Santeek returns to Nome to confront McLennon at knifepoint in his bedroom, but Sarah McLennon's young Irish immigrant trophy wife, intervenes at gunpoint; McLennon disarms Santeek and the two engage in a fight. After Santeek floors McLennon, he kidnaps Sarah, steals a dogsled and rides off into the Alaskan wilderness. Without the permission of the local sheriff, McLennon forms a posse and treks out into the tundra to kill Santeek and rescue his wife.

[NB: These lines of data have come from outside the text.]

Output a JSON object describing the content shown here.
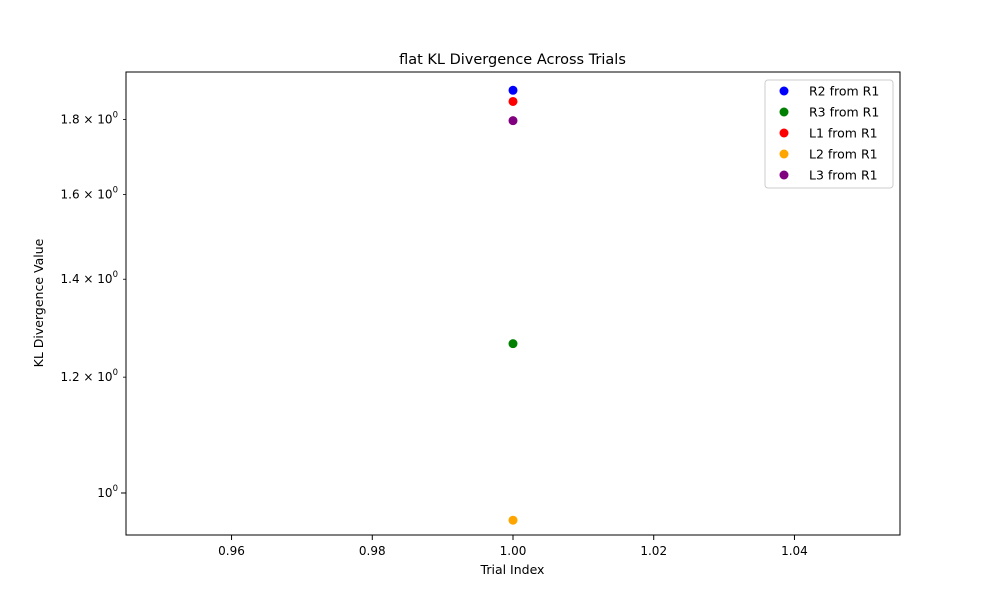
{
  "chart_data": {
    "type": "scatter",
    "title": "flat KL Divergence Across Trials",
    "xlabel": "Trial Index",
    "ylabel": "KL Divergence Value",
    "xlim": [
      0.945,
      1.055
    ],
    "ylim": [
      0.936,
      1.94
    ],
    "yscale": "log",
    "grid": false,
    "legend_position": "top-right",
    "x_ticks": [
      {
        "value": 0.96,
        "label": "0.96"
      },
      {
        "value": 0.98,
        "label": "0.98"
      },
      {
        "value": 1.0,
        "label": "1.00"
      },
      {
        "value": 1.02,
        "label": "1.02"
      },
      {
        "value": 1.04,
        "label": "1.04"
      }
    ],
    "y_major_ticks": [
      {
        "value": 1.0,
        "base": "10",
        "exp": "0"
      }
    ],
    "y_minor_ticks": [
      {
        "value": 1.2,
        "mantissa": "1.2",
        "base": "10",
        "exp": "0"
      },
      {
        "value": 1.4,
        "mantissa": "1.4",
        "base": "10",
        "exp": "0"
      },
      {
        "value": 1.6,
        "mantissa": "1.6",
        "base": "10",
        "exp": "0"
      },
      {
        "value": 1.8,
        "mantissa": "1.8",
        "base": "10",
        "exp": "0"
      }
    ],
    "series": [
      {
        "name": "R2 from R1",
        "color": "#0000ff",
        "x": [
          1.0
        ],
        "y": [
          1.885
        ]
      },
      {
        "name": "R3 from R1",
        "color": "#008000",
        "x": [
          1.0
        ],
        "y": [
          1.265
        ]
      },
      {
        "name": "L1 from R1",
        "color": "#ff0000",
        "x": [
          1.0
        ],
        "y": [
          1.852
        ]
      },
      {
        "name": "L2 from R1",
        "color": "#ffa500",
        "x": [
          1.0
        ],
        "y": [
          0.958
        ]
      },
      {
        "name": "L3 from R1",
        "color": "#800080",
        "x": [
          1.0
        ],
        "y": [
          1.797
        ]
      }
    ]
  }
}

On the course of the journey, Santeek talks to his captive about her husband's murderous property deed scams, but she does not immediately believe him and re-avows her loyalty to her husband. However, when McLennon and his men locate Santeek's cabin hideout and shoot at it indiscriminately, Sarah pleas for her husband not to kill her abductor. McLennon notices that she is wearing a shirt made of animal skin that Santeek had given to her earlier to keep her warm. He erroneously assumes that she betrayed him and had an affair with Santeek. Calling her a "whore," he disowns her and orders his men to continue firing at Santeek's cabin.

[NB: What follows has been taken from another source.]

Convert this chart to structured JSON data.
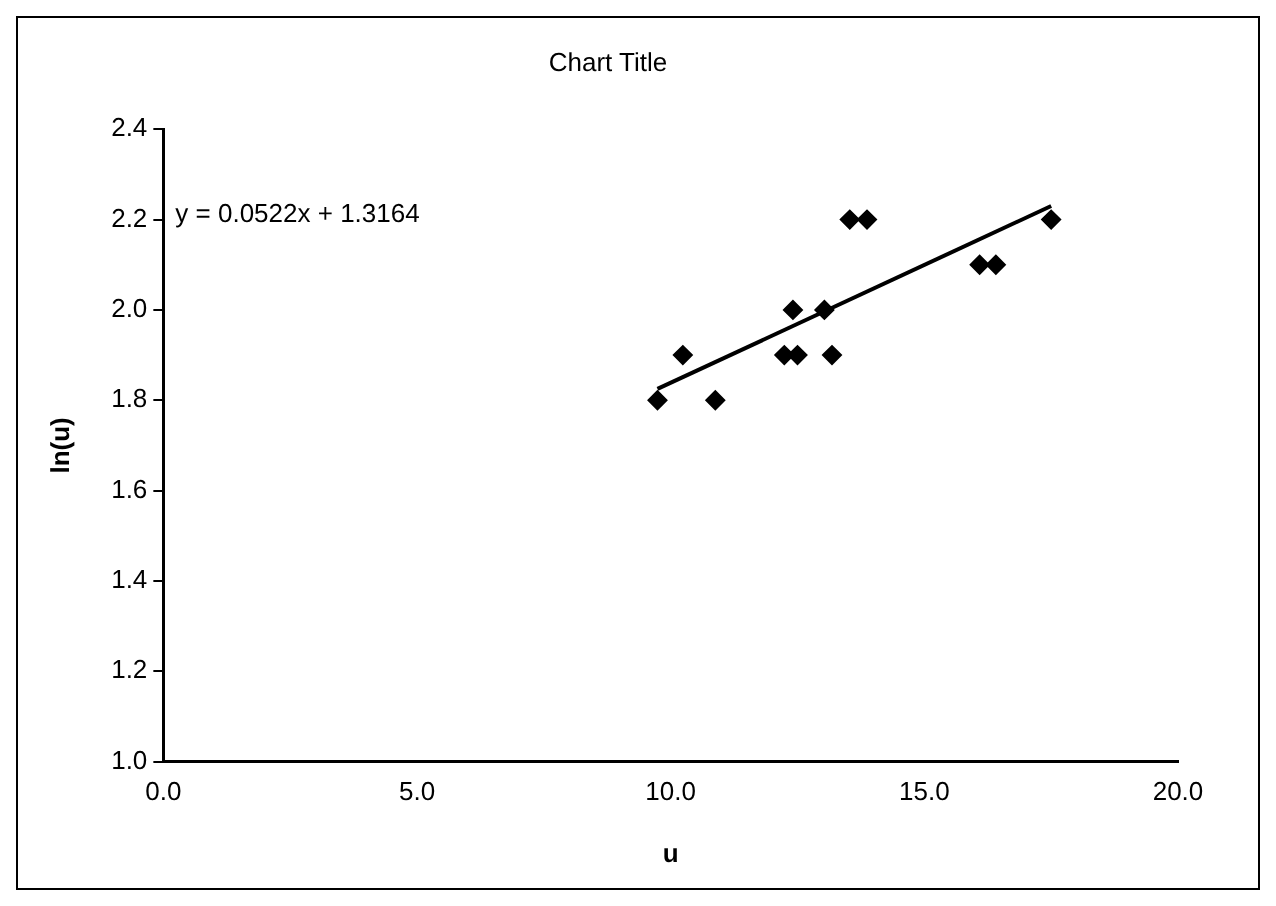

Santeek escapes while his pet wolf fatally lunges at the throat of one of the posse gunmen. Santeek's wolf then attacks the gang's sled dogs, but Reno shoots and kills the animal. With no clear objective and unfamiliarity with the freezing, unpredictable terrain, members
of McLennon's posse begin to turn on one another, but McLennon kills the burnouts in his gang and sets out to finish the job he started.

Meanwhile, back in Nome, Col. Henry Johnson and the U.S. Marshals begin their own investigation of McLennon's land seizures, noticing that all of the original trustees are mysteriously deceased and that Santeek (the most recent disseisee) was witnessed in town alive. On the basis of this discrepancy, the federals declare Martial Law on Nome and accompany the town's top lawman, Sheriff Lamont to bring McLennon and Santeek back for questioning. The enforcers locate McLennon and his gang, but McLennon refuses to obey their orders and the posse shoot Lamont and the other officials to death.

McLennon and the surviving members of his gang eventually track and corner Santeek in a glacier cave. While Santeek scuffles with Reno, McLennon tips over a wood totem and Reno and Santeek slide down and fall through the sheath of a frozen lake. Reno drowns during the struggle, while Santeek, with his naturalist survival skills, makes it out of the icy water alive.

Once again thinking that Santeek is dead, McLennon returns to Nome alone and conducts another town speech, reaffirming his mining policies to the chagrin of immigrant prospectors and the delight of his cronies. However, Johnson and the U.S. Marshals interrupt the huddle and arrest McLennon for the murder of sheriff Lamont and the other constables. Sarah, McLennon's disillusioned wife, had witnessed the massacre and ultimately informed on him.

Soon after, Santeek returns to town to settle scores with the incarcerated McLennon, but finds the former had escaped from his cell and slit the throats of the jailguards in the process. McLennon breaks into his loft apartment (above the saloon which he had owned) and attempts to kill Sarah for turning on him, but Santeek appears behind McLennon and plunges a dagger into his back.

==Cast==
- James Caan as Sean McLennon
- Christopher Lambert as Hudson Saanteek
- Catherine McCormack as Sarah
- Burt Young as Reno
- Morten Faldaas as Smiley
- Jacques François as Col. Henry Johnson
- Mary M. Walker as Haina
- Renny Hoalona Loren as Cheelik
- Frank Salsedo as Nakki
- Reidar Sørensen as Bjorn Svenson
- Hilde Grythe as Hannah Svenson
- Sverre Anker Ousdal as Lindberg
- Nicholas Hope as Sheriff Lamont
- Frank Krog as Big Tim
- Norman Charles as Tonga

==Production==
Although set in the U.S. state of Alaska, the movie was shot entirely in Norway in Maridalen, Møsvatn, and Orre bach.